What all this means is that it might not be long at all before a nearly driverless car pulls up next to you at a stoplight, and it might not be much longer after that until Lyft and GM deploy their fleet of hyper-customized ride-hails.

That said, what happens after driverless Lyfts become commonplace is anyone’s guess: Though Lyft and GM might agree that car ownership as we know it will soon come to an end, the companies are fundamentally at odds with each other about the future of the industry. Zimmer has been known to proclaim car ownership a thing of the past. Barra, on the other hand, thinks car ownership will temporarily be service-centric, as the general public gets used to the idea of a car without a driver, before returning to a model that looks more like today’s — personally owned vehicles sharing the road alongside Lyft napping pods.

"We realized that autonomous technology will first be introduced in a shared model," GM CEO Mary Barra told BuzzFeed News in a recent interview. “But there will be a point where there will be an individual owner as well; that's why we're working on both."

The Lyft-GM partnership may be a match made in heaven in 10 years, but beyond that the future is more complicated. Will GM forgo its partnership with Lyft in the face of a permanent drop in auto sales? Probably not.
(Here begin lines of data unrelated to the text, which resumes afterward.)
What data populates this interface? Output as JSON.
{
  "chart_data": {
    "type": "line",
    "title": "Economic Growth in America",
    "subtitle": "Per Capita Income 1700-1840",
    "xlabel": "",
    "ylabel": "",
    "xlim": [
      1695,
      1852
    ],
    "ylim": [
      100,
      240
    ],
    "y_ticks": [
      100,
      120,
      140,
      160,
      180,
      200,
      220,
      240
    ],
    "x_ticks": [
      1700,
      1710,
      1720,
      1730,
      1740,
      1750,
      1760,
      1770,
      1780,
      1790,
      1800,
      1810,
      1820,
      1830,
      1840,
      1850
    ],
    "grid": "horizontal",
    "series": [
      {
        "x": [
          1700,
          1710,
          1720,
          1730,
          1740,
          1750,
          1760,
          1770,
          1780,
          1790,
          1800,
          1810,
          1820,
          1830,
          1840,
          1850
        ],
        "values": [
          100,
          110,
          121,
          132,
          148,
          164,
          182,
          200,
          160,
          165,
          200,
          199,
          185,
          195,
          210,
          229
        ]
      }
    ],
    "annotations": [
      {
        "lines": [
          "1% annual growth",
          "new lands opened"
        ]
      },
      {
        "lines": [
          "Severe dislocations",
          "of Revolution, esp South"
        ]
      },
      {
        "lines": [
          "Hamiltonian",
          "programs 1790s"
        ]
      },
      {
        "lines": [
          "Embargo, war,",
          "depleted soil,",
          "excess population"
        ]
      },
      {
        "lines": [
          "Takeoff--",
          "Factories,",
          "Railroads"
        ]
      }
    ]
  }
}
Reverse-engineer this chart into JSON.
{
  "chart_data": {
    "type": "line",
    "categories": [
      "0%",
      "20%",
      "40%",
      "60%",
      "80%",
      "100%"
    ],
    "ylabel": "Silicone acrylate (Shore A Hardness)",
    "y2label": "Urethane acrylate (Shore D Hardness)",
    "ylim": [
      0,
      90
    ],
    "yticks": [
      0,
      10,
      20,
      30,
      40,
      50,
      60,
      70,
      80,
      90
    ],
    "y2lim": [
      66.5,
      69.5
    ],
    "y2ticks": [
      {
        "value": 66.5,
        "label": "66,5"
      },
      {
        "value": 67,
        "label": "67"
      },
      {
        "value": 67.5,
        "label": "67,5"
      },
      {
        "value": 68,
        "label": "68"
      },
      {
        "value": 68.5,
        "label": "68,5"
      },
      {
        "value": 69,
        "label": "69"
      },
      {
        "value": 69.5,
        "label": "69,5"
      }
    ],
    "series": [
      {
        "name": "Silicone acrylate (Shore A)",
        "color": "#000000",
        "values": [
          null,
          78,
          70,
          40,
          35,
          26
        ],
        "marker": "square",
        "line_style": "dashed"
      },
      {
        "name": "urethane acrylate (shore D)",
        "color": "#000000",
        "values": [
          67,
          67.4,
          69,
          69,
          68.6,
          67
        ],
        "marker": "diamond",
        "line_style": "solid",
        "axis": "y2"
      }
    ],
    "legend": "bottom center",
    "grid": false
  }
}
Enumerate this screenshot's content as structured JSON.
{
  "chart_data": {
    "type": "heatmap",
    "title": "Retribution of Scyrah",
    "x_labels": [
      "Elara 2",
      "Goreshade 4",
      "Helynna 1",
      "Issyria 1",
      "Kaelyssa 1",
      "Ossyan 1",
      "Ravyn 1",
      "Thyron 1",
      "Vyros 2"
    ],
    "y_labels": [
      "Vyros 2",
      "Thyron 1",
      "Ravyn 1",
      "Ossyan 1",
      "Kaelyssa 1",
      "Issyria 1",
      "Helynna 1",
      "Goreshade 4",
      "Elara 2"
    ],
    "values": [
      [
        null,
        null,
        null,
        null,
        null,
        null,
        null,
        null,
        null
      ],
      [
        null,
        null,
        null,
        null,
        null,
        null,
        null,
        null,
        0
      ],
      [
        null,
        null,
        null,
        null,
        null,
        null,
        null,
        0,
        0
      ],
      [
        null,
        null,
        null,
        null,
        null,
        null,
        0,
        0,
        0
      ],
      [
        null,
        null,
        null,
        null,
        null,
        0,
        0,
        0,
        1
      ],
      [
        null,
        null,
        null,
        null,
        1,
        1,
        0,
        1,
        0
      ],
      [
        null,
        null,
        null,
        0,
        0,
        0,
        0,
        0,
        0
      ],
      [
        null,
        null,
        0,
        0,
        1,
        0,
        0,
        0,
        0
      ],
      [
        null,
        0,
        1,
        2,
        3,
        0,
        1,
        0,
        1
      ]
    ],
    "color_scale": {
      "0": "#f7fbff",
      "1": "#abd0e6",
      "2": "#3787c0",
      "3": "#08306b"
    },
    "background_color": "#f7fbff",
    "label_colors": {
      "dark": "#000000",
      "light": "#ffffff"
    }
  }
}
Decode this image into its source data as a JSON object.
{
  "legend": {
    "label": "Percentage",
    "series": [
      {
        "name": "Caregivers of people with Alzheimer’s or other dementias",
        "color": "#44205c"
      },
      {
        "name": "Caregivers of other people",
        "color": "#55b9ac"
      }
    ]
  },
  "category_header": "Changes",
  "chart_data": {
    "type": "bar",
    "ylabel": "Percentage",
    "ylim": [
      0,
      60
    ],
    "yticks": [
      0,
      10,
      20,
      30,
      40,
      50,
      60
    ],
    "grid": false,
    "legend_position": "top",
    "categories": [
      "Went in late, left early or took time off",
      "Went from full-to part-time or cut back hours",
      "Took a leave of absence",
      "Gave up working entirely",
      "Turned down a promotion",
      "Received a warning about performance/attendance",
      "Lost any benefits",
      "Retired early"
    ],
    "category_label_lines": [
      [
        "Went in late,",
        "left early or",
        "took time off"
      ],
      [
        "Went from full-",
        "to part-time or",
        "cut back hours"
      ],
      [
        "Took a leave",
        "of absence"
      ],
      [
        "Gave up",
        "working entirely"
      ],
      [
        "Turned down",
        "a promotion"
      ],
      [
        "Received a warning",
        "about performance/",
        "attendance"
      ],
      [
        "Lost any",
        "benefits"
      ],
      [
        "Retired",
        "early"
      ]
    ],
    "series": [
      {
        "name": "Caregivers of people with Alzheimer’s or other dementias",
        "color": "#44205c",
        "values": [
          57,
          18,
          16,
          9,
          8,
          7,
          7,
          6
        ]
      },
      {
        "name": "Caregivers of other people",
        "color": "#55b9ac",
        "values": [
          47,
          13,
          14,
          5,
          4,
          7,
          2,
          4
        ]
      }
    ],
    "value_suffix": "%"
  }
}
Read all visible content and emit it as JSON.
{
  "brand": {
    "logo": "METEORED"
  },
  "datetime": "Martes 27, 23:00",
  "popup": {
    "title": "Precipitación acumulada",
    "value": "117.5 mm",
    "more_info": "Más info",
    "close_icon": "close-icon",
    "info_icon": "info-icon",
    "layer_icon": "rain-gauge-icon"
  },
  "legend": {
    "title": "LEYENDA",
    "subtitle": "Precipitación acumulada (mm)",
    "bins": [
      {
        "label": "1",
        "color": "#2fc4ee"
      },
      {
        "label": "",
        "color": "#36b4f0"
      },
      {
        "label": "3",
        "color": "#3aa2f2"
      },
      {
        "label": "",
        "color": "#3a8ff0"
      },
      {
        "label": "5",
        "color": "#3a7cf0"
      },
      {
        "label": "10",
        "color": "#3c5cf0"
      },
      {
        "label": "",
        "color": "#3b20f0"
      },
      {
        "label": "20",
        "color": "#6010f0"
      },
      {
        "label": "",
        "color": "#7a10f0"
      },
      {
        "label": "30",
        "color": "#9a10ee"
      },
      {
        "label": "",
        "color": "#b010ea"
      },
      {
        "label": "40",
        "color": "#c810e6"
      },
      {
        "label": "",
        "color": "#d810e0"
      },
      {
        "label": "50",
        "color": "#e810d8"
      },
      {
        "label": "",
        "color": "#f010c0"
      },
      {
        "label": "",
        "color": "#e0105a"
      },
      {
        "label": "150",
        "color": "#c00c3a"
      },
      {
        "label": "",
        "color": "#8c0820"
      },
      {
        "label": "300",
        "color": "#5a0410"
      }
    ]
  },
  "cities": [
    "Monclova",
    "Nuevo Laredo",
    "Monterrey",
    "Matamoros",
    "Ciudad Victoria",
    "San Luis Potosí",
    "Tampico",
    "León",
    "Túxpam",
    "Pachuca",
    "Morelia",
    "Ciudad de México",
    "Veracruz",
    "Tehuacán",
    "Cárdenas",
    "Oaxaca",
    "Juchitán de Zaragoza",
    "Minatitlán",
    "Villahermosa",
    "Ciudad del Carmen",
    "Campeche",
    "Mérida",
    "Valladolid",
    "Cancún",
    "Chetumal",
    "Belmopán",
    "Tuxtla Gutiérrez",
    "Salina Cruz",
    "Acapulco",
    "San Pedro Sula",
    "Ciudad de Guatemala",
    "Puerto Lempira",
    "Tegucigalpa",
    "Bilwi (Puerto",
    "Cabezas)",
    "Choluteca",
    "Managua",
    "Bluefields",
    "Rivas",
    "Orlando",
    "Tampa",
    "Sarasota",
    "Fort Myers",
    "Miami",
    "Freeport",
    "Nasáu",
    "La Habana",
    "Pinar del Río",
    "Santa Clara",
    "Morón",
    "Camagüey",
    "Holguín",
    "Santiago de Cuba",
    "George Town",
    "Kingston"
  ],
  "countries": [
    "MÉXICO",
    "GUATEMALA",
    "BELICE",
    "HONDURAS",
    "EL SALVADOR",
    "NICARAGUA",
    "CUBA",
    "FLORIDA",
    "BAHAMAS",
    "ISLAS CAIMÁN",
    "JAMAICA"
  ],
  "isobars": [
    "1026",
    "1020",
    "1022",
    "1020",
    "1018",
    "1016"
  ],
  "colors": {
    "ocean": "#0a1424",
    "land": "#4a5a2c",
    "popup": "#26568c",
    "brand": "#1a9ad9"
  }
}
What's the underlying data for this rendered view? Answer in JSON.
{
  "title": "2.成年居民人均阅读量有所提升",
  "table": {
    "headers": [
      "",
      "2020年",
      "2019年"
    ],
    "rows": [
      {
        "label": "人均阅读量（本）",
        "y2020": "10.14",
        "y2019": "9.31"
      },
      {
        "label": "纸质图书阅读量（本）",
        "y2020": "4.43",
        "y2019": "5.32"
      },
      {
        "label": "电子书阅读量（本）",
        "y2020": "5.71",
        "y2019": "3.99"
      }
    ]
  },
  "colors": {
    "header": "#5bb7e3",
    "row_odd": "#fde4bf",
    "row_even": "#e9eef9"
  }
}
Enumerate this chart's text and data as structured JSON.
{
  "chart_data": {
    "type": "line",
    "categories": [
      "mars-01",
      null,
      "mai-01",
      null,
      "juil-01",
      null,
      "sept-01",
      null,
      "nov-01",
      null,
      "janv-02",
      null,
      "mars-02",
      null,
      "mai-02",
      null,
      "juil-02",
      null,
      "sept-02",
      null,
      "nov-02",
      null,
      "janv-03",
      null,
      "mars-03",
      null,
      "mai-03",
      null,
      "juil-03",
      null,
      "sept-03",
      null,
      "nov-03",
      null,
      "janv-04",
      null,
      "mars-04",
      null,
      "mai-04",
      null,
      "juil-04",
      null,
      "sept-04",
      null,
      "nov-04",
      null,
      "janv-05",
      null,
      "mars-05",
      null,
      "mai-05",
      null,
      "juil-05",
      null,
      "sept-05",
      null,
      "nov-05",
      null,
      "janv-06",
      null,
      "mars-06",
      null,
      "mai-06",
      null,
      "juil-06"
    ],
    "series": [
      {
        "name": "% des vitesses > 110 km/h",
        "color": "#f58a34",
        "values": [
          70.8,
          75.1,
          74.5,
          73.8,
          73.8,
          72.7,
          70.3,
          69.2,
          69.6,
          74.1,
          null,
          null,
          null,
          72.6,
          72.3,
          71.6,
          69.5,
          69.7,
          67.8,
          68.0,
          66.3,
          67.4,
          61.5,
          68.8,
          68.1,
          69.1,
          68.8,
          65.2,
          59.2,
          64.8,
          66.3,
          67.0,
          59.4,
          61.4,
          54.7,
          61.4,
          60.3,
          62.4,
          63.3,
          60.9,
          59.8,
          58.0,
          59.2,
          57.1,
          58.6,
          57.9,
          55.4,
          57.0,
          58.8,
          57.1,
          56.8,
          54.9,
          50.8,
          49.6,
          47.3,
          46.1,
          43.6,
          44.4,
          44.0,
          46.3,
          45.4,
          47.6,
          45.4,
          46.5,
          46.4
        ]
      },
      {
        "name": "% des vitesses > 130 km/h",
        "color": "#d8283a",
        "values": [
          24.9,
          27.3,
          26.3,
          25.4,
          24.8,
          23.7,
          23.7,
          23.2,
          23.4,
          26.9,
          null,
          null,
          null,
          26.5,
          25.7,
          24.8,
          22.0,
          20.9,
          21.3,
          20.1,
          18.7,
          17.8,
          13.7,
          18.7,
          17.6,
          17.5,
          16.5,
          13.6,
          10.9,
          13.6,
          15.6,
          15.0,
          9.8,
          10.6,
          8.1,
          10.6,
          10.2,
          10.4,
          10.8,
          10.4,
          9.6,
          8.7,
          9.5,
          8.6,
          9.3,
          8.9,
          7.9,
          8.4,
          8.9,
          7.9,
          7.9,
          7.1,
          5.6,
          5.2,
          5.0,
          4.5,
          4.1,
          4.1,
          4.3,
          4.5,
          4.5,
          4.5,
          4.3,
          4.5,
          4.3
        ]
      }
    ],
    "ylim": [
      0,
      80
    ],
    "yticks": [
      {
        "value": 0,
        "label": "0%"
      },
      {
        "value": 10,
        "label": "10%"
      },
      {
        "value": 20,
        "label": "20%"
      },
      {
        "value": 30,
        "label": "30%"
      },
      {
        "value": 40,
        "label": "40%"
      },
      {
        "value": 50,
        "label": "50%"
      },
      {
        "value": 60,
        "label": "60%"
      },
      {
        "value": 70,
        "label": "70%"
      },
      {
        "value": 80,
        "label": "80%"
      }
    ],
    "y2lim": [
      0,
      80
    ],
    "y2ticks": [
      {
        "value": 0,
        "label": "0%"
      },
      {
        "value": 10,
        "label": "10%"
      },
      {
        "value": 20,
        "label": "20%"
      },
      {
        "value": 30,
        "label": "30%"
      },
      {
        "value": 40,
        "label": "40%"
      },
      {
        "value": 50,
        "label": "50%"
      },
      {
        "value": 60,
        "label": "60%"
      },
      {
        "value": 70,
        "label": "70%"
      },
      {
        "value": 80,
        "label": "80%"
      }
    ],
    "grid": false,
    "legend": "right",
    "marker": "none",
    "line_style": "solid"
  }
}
But if Barra is right and consumers return to the personal-car-owning days of the past, Lyft certainly has the short end of the stick. GM will be the company that rose from the ashes after bankruptcy, managed to get ahead of the tech curve, and innovate quickly, but then returned its primary revenue stream — its auto sales — to its former glory. And Lyft will still be competing with automakers.

So: It's the year 2040. Do you hail your Lyft mani-pedi pod or do you press a button that automatically sends your own fully autonomous vehicle to your door?